Re: Encoding of non-characters

From: Doug Ewell (dewell@compuserve.com)
Date: Sat Jul 29 2000 - 13:40:30 EDT


Mark Davis <markdavis@ispchannel.com> wrote:

> Here is the issue. Because of the prevalence of UTF-16, and to
> preserve the round-tripping of UTFs to and from UTF-16 (even UTF-16
> containing mal-formed text containing non-characters and/or unpaired
> surrogates), a UTF must always roundtrip all codepoints between 0 and
> 10FFFF, inclusive.

Wait, now I'm lost. It was precisely *because* of UTF-16 that I thought
it was OK not to round-trip U+D800 through U+DFFF. After all, this is
a characteristic of UTF-16 itself.

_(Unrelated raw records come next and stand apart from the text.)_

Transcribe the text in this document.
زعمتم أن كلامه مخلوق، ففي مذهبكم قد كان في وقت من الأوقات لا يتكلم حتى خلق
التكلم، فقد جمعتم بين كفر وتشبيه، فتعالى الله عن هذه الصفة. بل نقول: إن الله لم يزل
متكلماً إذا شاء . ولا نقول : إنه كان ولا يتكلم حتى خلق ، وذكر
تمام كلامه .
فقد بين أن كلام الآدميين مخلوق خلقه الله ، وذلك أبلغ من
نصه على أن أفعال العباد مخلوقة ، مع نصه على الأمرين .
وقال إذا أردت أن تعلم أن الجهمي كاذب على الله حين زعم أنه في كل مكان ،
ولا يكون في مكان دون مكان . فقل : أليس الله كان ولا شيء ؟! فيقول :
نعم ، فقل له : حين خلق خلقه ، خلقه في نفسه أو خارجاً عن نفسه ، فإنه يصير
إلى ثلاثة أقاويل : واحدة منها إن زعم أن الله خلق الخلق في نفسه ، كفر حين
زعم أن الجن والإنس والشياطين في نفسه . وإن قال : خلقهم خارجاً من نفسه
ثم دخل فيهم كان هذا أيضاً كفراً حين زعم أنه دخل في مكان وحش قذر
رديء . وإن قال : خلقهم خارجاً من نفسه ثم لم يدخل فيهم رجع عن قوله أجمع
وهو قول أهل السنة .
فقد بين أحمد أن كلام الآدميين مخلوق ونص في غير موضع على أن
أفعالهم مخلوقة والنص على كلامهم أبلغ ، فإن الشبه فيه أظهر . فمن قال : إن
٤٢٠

For example, it cannot round-trip
the following illegal sequence of four UCS-2 (pre-UTF-16) code points:

    U+DC00 U+D800 U+DC00 U+D800

UTF-16 would regard this as the unpaired low surrogate U+DC00, followed
by the perfectly legal U+10000, followed by the unpaired high surrogate
U+D800. If I really intended to have four unpaired surrogates, I can't
use UTF-16 to represent them.

> It is of course permissible for a UTF converter to offer an option to
> detect and throw an error on any mal-formed text.

Then is it a conformance requirement to round-trip malformed text
(including illegal Unicode code points), or isn't it?